Depositing additional funds are always welcomed by any bank, but, you as a customer are always muddled whether to store it in a Savings Account or a Fixed Deposit (FD) account. A head-on comparison between the two will reveal that the interest rates are higher on the FD side, which successfully culminates into a good return on investment (ROI).
You may also opt for mutual funds or shares; however, these are risky. A safer option that provides decent returns includes fixed deposits (FDs).
Here are six reasons to open FDs.
Compared to shares or mutual fund schemes, FDs are safer. Furthermore, such deposits are rated by credit rating agencies like India Ratings & Research (Ind-Ra), Such ratings ensure your funds are safe and there is no risk of losing your capital.
Compared to a bank savings account, the fixed deposit interest rates are higher. In addition, financial institutions offer a greater rate for senior citizens when they open an FD. Therefore, you will be able to earn more on your capital.
You may invest as low as INR 5,000 while opening an FD. In addition, you may choose a cumulative or non-cumulative option. When you choose cumulative FD, the interest is paid on maturity. On the contrary, non-cumulative FDs provide regular interest payments and are beneficial to earn periodic income.
When you open an FD, you must choose the duration of the deposit. At the end of this period, you will receive your capital along with the interest. Moreover, most financial institutions allow you to withdraw your funds prior to the end of the deposit period.
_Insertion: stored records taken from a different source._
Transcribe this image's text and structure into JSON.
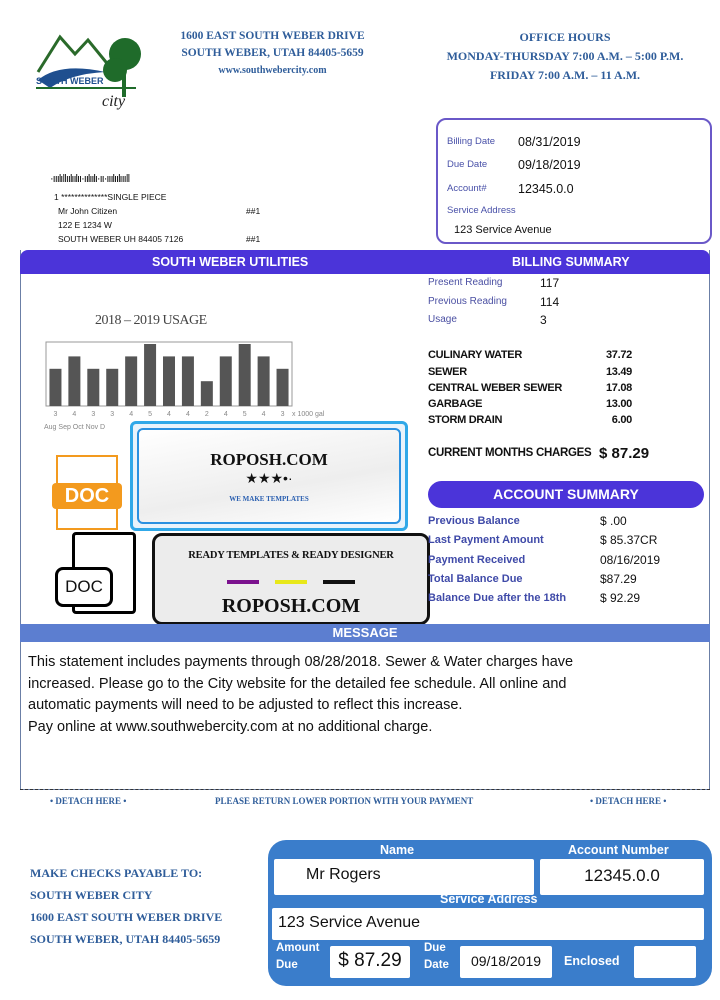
{
  "header": {
    "address_line1": "1600 EAST SOUTH WEBER DRIVE",
    "address_line2": "SOUTH WEBER, UTAH 84405-5659",
    "website": "www.southwebercity.com",
    "hours_title": "OFFICE HOURS",
    "hours_line1": "MONDAY-THURSDAY 7:00 A.M. – 5:00 P.M.",
    "hours_line2": "FRIDAY 7:00 A.M. – 11 A.M.",
    "logo_text": "SOUTH WEBER city"
  },
  "info": {
    "billing_date_label": "Billing Date",
    "billing_date": "08/31/2019",
    "due_date_label": "Due Date",
    "due_date": "09/18/2019",
    "account_label": "Account#",
    "account": "12345.0.0",
    "service_address_label": "Service Address",
    "service_address": "123 Service Avenue"
  },
  "mailing": {
    "barcode": "·ııılı‖ıılıılıı·ıılıılı·ıı·ııılıılııı‖",
    "line1": "1 **************SINGLE PIECE",
    "name": "Mr John Citizen",
    "name_code": "##1",
    "street": "122 E 1234 W",
    "city": "SOUTH WEBER UH 84405 7126",
    "city_code": "##1"
  },
  "sections": {
    "utilities": "SOUTH WEBER UTILITIES",
    "billing_summary": "BILLING SUMMARY",
    "account_summary": "ACCOUNT SUMMARY",
    "message": "MESSAGE"
  },
  "chart_data": {
    "type": "bar",
    "title": "2018 – 2019 USAGE",
    "values": [
      3,
      4,
      3,
      3,
      4,
      5,
      4,
      4,
      2,
      4,
      5,
      4,
      3
    ],
    "value_labels": [
      "3",
      "4",
      "3",
      "3",
      "4",
      "5",
      "4",
      "4",
      "2",
      "4",
      "5",
      "4",
      "3"
    ],
    "unit": "x 1000 gal",
    "months_visible": "Aug Sep Oct Nov D",
    "ylim": [
      0,
      5
    ],
    "color": "#555555"
  },
  "readings": [
    {
      "label": "Present Reading",
      "value": "117"
    },
    {
      "label": "Previous Reading",
      "value": "114"
    },
    {
      "label": "Usage",
      "value": "3"
    }
  ],
  "charges": [
    {
      "label": "CULINARY WATER",
      "value": "37.72"
    },
    {
      "label": "SEWER",
      "value": "13.49"
    },
    {
      "label": "CENTRAL WEBER SEWER",
      "value": "17.08"
    },
    {
      "label": "GARBAGE",
      "value": "13.00"
    },
    {
      "label": "STORM DRAIN",
      "value": "6.00"
    }
  ],
  "current_charges": {
    "label": "CURRENT MONTHS CHARGES",
    "value": "$ 87.29"
  },
  "account_summary": [
    {
      "label": "Previous Balance",
      "value": "$ .00"
    },
    {
      "label": "Last Payment Amount",
      "value": "$ 85.37CR"
    },
    {
      "label": "Payment Received",
      "value": "08/16/2019"
    },
    {
      "label": "Total Balance Due",
      "value": "$87.29"
    },
    {
      "label": "Balance Due after the 18th",
      "value": "$ 92.29"
    }
  ],
  "message": {
    "line1": "This statement includes payments through 08/28/2018. Sewer & Water charges have",
    "line2": "increased. Please go to the City website for the detailed fee schedule. All online and",
    "line3": "automatic payments will need to be adjusted to reflect this increase.",
    "line4": "Pay online at www.southwebercity.com at no additional charge."
  },
  "watermark": {
    "site": "ROPOSH.COM",
    "tagline": "WE MAKE TEMPLATES",
    "ready": "READY TEMPLATES & READY DESIGNER",
    "site2": "ROPOSH.COM",
    "doc1": "DOC",
    "doc2": "DOC"
  },
  "detach": {
    "left": "• DETACH HERE •",
    "center": "PLEASE RETURN LOWER PORTION WITH YOUR PAYMENT",
    "right": "• DETACH HERE •"
  },
  "payable": {
    "line1": "MAKE CHECKS PAYABLE TO:",
    "line2": "SOUTH WEBER CITY",
    "line3": "1600 EAST SOUTH WEBER DRIVE",
    "line4": "SOUTH WEBER, UTAH 84405-5659"
  },
  "stub": {
    "name_label": "Name",
    "name": "Mr Rogers",
    "account_label": "Account Number",
    "account": "12345.0.0",
    "service_label": "Service Address",
    "service": "123 Service Avenue",
    "amount_label1": "Amount",
    "amount_label2": "Due",
    "amount": "$ 87.29",
    "due_label1": "Due",
    "due_label2": "Date",
    "due": "09/18/2019",
    "enclosed_label": "Enclosed",
    "enclosed": ""
  }
}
However, according to the Reserve Bank of India (RBI) rules, you are not allowed to withdraw your money within three months of opening the FD. In the case of premature withdrawal, the effective fixed deposit rates may reduce because you do not hold the FD until maturity.
You may avail of a loan facility against your FDs. Financial institutions offer up to 75% of the deposit amount as a loan after three months of opening the FD. The interest rate on such loans is affordable, thereby ensuring you do not face any difficulties in repaying the borrowed amount.
Some FDs provide tax benefits. Usually, when you opt for a tax saving deposit, you will have to hold the FD for at least five years. You are unable to withdraw the money before the end of this period. Furthermore, loans are also not available on tax saving deposits. When you opt for these deposits, the capital invested up to INR 1.5 lakh is exempt from income tax under Section 80C of the Income Tax (IT) Act, 1961.
Several banks and non-banking financial companies (NBFCs) offer such time deposits. It is advisable you check the interest rates offered by different financial institutions to maximize your returns. FDs have been popular among Indians who want to invest their money in a safe financial instrument. Such deposits are regulated by strict laws and offer assurance to investors like you. Investing in FDs is advisable if you want to increase your income through another source.